A cidade do Porto entrou numa espiral de dinamismo e de espírito de iniciativa que espero que continue por muitos e bons anos. Sei que a maior parte do esforço se deve a privados que se desdobram na abertura de espaços comerciais — lojas, bares, restaurantes, cafés, galerias de arte — arriscando tudo o que têm (e o que não têm…), mas há projetos de outra envergadura, aqueles que mexem com a estrutura da cidade, que também são de louvar. Uma delas é a recuperação urbanística das Cardosas. Primeiro o antigo Palácio das Cardososa, cuja fachada fica de frente para a Av. dos Aliados, foi convertido no hotel de luxo Intercontinental. Depois avançou-se com a recuperação do todo o quarteirão e da respetiva praça central a que o palácio também dá nome: Praça das Cardosas.
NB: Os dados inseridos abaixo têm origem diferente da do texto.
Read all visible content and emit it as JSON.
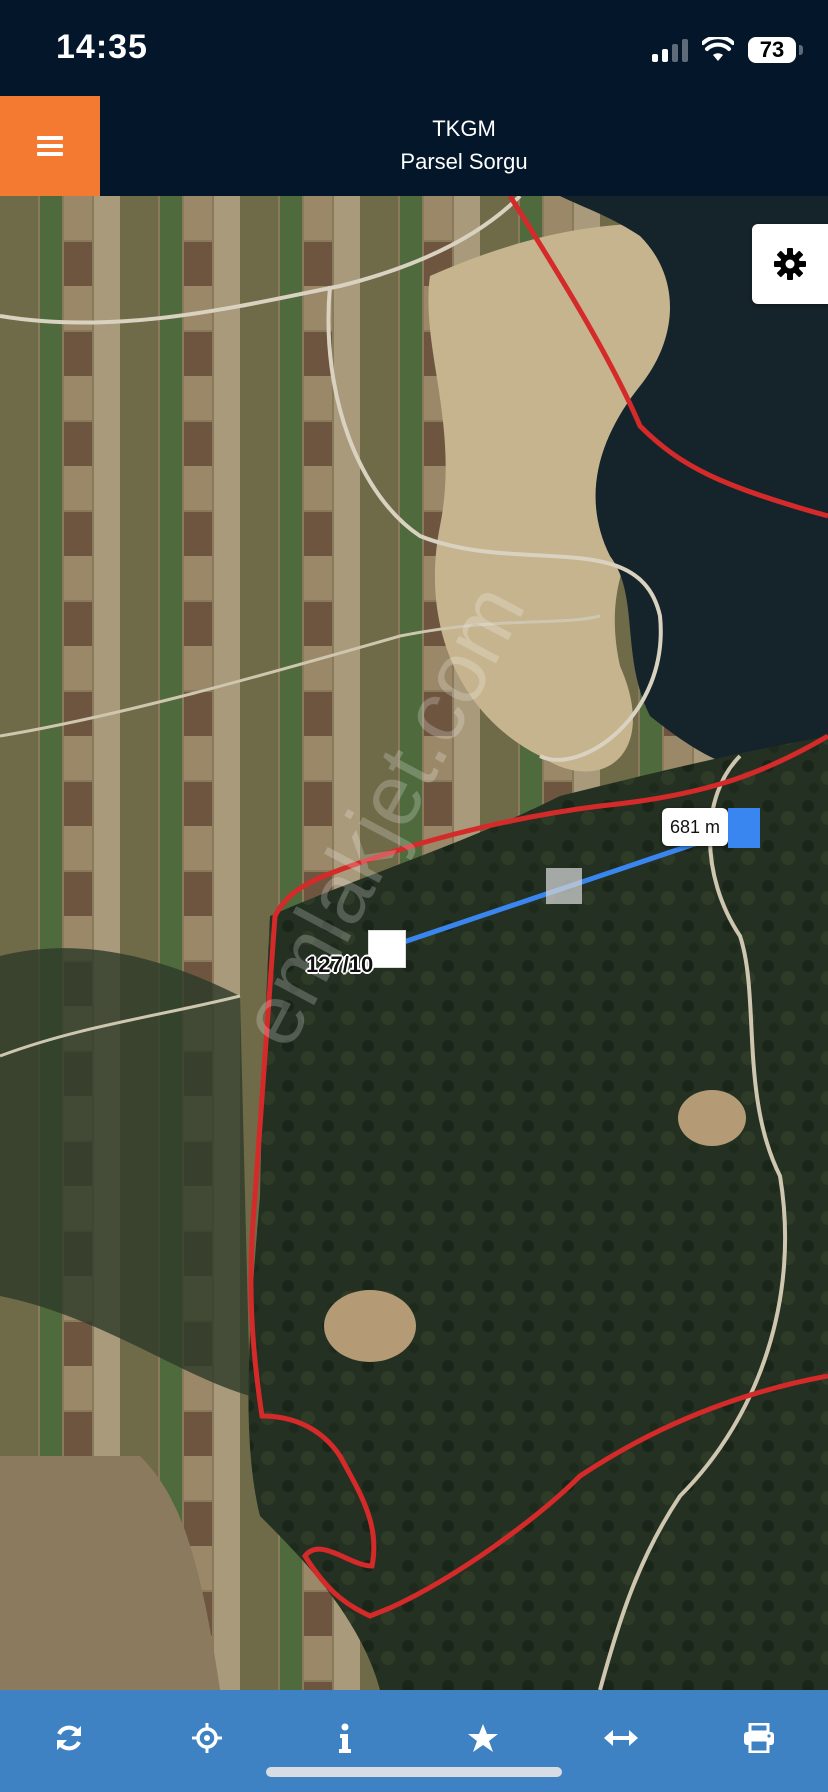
{
  "status_bar": {
    "time": "14:35",
    "battery": "73"
  },
  "header": {
    "title": "TKGM",
    "subtitle": "Parsel Sorgu"
  },
  "map": {
    "distance_label": "681 m",
    "parcel_label": "127/10",
    "watermark": "emlakjet.com",
    "boundary_color": "#d42a2a",
    "measure_color": "#3a86f0"
  },
  "toolbar": {
    "buttons": [
      "refresh-icon",
      "locate-icon",
      "info-icon",
      "favorite-icon",
      "measure-icon",
      "print-icon"
    ]
  }
}
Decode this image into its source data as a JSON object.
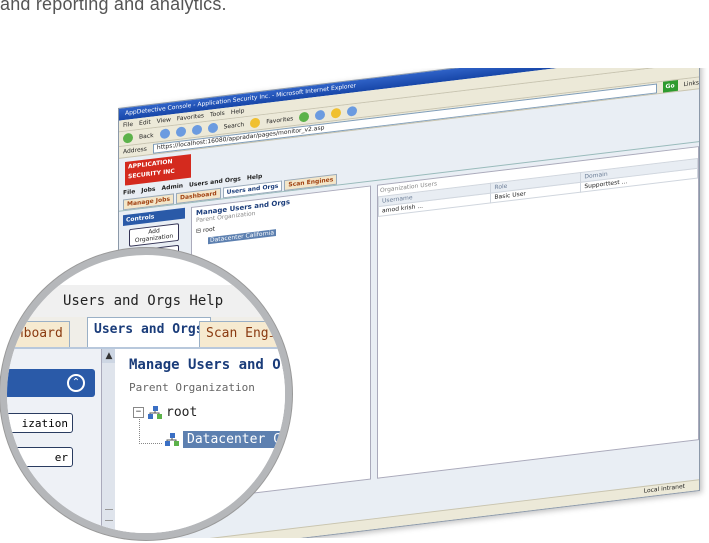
{
  "caption": "and reporting and analytics.",
  "browser": {
    "title": "AppDetective Console - Application Security Inc. - Microsoft Internet Explorer",
    "menu": [
      "File",
      "Edit",
      "View",
      "Favorites",
      "Tools",
      "Help"
    ],
    "toolbar": {
      "back": "Back",
      "search": "Search",
      "favorites": "Favorites"
    },
    "address_label": "Address",
    "address": "https://localhost:16080/appradar/pages/monitor_v2.asp",
    "go": "Go",
    "links": "Links",
    "status_zone": "Local intranet"
  },
  "app": {
    "brand_line1": "APPLICATION",
    "brand_line2": "SECURITY INC",
    "menu": [
      "File",
      "Jobs",
      "Admin",
      "Users and Orgs",
      "Help"
    ],
    "tabs": [
      "Manage Jobs",
      "Dashboard",
      "Users and Orgs",
      "Scan Engines"
    ],
    "active_tab": "Users and Orgs",
    "controls_title": "Controls",
    "controls_buttons": [
      "Add Organization",
      "Add User"
    ],
    "page_title": "Manage Users and Orgs",
    "parent_org_label": "Parent Organization",
    "tree": {
      "root": "root",
      "child": "Datacenter California"
    },
    "org_users_label": "Organization Users",
    "users_columns": [
      "Username",
      "Role",
      "Domain"
    ],
    "users_rows": [
      {
        "username": "amod krish ...",
        "role": "Basic User",
        "domain": "Supporttest ..."
      }
    ]
  },
  "zoom": {
    "menu_text": "Users and Orgs   Help",
    "tabs": [
      "shboard",
      "Users and Orgs",
      "Scan Engines"
    ],
    "collapse_glyph": "⌃",
    "btn1": "ization",
    "btn2": "er",
    "title": "Manage Users and Orgs",
    "parent_org": "Parent Organization",
    "root": "root",
    "child": "Datacenter Califo"
  }
}
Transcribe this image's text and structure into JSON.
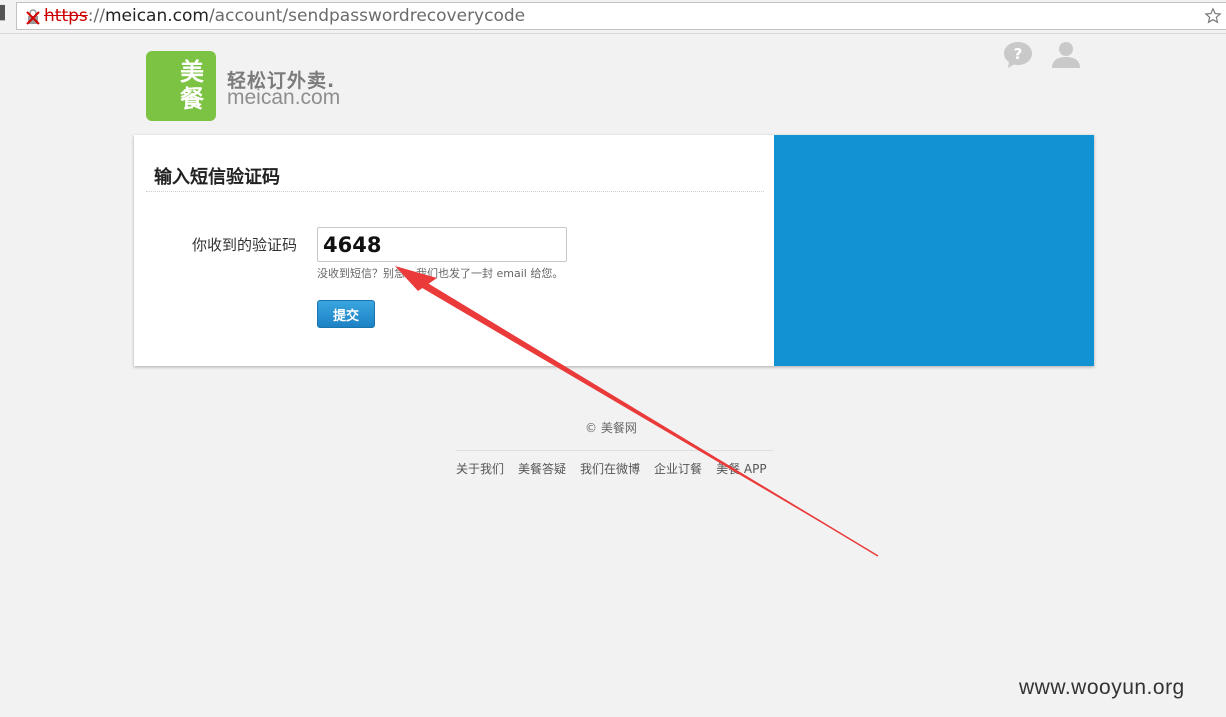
{
  "browser": {
    "url_scheme": "https",
    "url_sep": "://",
    "url_host": "meican.com",
    "url_path": "/account/sendpasswordrecoverycode"
  },
  "header": {
    "logo_char_1": "美",
    "logo_char_2": "餐",
    "tagline": "轻松订外卖.",
    "domain": "meican.com",
    "logo_color": "#7cc243"
  },
  "form": {
    "title": "输入短信验证码",
    "label": "你收到的验证码",
    "code_value": "4648",
    "hint": "没收到短信？别急，我们也发了一封 email 给您。",
    "submit_label": "提交",
    "accent_color": "#1292d2"
  },
  "footer": {
    "copyright": "© 美餐网",
    "links": [
      "关于我们",
      "美餐答疑",
      "我们在微博",
      "企业订餐",
      "美餐 APP"
    ]
  },
  "watermark": "www.wooyun.org"
}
Embora ainda haja um ou outro edifício em obras e pequenos acabamentos a decorrer, esta praça privada de acesso público foi oficialmente inaugurada no passado dia 5 de julho.
 
Há por ali muitos apartamentos à venda e muitos espaços comerciais ainda por ocupar e para ajudar a que este quarteirão rejuvenescido volte a entrar no circuito portuense têm sido organizados na praça pequenos mercados urbanos que atraem muitos visitantes. Ao som de música ambiente, por vezes tocada ao vivo, são muitos os que ali expõem os seus produtos: artesanato, objetos de design, roupa, antiguidades, comida variada e até vinho. Os visitantes são convidados a circular por entre os expositores ou simplesmente a sentar-se um pouco na escadaria ou nos pufs para descansar e ver quem passa. Foi aí que fotografei mais um leitor.
 
Há já algum tempo que o Fernando lê os romances de Dan Brown e foi por causa do ocultismo e teorias da conspiração em que se baseiam as suas histórias que foi levado a ler “Conspiração Octopus“, de Daniel Estulin. Embora estivesse a ler as primeiras páginas do livro, o Fernando soube explicar-me que o romance retrata uma tentativa de instaurar ocultamente um governo único a nível mundial, baseado sobretudo em interesses económicos. Enquanto conversávamos, lembrei-me de lhe perguntar se poderia apontar o livro da sua vida e o Fernando, que admite que só há pouco tempo começou a ler mais, respondeu sem grande hesitação: “Anjos e Demónios (de Dan Brown) foi um livro que me marcou particularmente”.